Si sono esibiti al Teatro Comunale "Pavarotti" ne "La Bohème" i giovani allievi di Raina Kabaivanska, supportati da una regia all'insegna della tradizione che ha esaltato senza disturbare gli interpreti

Grande calore da parte del pubblico modenese per gli allievi del celebre soprano Raina Kabaivanska, impegnati in questi giorni nella stagione lirica del Teatro Comunale Pavarotti. In scena una Bohème dalla regia più che tradizionale del bulgaro Boyko Bogdanov, con tanto di nevicata in apertura del Quadro terzo e grande fiocco intorno al collo del pittore Marcello. Poco spazio alla fantasia e alla sperimentazione dunque, con il risultato che l’attenzione era giustamente focalizzata sui giovanissimi interpreti, che hanno dato buona prova degli insegnamenti del soprano, aiutati anche dalla direzione sicura e attentissima di Aldo Sisillo.

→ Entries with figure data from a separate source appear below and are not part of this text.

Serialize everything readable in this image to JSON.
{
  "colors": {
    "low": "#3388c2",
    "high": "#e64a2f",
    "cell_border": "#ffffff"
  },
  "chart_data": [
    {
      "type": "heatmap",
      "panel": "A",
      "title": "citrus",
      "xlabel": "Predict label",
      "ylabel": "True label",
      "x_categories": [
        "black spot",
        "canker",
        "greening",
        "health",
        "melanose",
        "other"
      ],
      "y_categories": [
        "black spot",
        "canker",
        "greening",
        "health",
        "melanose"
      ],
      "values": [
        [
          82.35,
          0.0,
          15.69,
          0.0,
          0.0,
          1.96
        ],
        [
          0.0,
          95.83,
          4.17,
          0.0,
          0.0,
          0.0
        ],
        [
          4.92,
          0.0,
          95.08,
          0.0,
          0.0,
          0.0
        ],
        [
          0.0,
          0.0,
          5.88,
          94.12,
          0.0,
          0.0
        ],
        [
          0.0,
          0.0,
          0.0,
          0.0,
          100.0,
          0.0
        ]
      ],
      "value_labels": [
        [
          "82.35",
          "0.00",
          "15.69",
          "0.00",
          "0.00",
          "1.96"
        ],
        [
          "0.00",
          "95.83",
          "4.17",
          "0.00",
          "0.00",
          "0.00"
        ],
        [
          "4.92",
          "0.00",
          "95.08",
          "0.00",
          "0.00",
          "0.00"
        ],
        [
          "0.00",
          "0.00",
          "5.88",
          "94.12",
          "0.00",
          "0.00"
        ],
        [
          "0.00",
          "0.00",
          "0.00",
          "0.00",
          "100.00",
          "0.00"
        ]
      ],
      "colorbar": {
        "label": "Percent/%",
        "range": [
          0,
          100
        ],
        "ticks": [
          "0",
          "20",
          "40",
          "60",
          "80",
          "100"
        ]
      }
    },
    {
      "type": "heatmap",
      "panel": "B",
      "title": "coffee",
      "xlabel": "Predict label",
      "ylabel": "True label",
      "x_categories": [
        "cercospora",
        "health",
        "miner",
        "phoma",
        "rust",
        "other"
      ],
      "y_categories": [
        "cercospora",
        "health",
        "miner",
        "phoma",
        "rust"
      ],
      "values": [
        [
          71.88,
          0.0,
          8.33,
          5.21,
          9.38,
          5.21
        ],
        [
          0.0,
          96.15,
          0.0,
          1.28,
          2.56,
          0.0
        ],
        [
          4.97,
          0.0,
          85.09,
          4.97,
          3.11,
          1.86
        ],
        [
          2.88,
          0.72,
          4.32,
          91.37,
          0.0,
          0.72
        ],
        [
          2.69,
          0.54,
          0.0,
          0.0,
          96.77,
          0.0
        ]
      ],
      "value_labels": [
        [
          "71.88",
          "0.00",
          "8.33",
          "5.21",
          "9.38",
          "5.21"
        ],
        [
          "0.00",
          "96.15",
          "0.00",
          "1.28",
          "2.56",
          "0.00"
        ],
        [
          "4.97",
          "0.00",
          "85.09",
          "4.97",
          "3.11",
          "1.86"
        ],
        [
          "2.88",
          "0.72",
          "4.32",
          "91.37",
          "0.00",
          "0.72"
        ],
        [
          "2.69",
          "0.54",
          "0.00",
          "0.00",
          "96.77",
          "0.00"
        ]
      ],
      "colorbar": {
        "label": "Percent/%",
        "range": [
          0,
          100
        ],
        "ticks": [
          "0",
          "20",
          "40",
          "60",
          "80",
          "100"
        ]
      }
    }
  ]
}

Mai come in questa occasione corre l’obbligo di sposare le chiacchiere “da intervallo” dei melomani modenesi che, complice la rispettosa età, hanno avuto la fortuna di ascoltare grandi nomi del passato: “Fare certi paragoni non ha senso, non sono mica tutti dei Pavarotti o dei Corelli!”. Opinione assolutamente condivisibile ed intelligente, a fronte di un cast che comunque ha ben sostenuto lo spettacolo. Oltretutto con la grande educazione e l’umiltà di non cedere a qualche richiesta di bis. Si rinnovano dunque i complimenti alla signora Kabaivanska, nonché un sincero augurio ai suoi numerosi e bravi allievi di proseguire con soddisfazione il proprio percorso nella difficile – soprattutto in Italia – realtà operistica.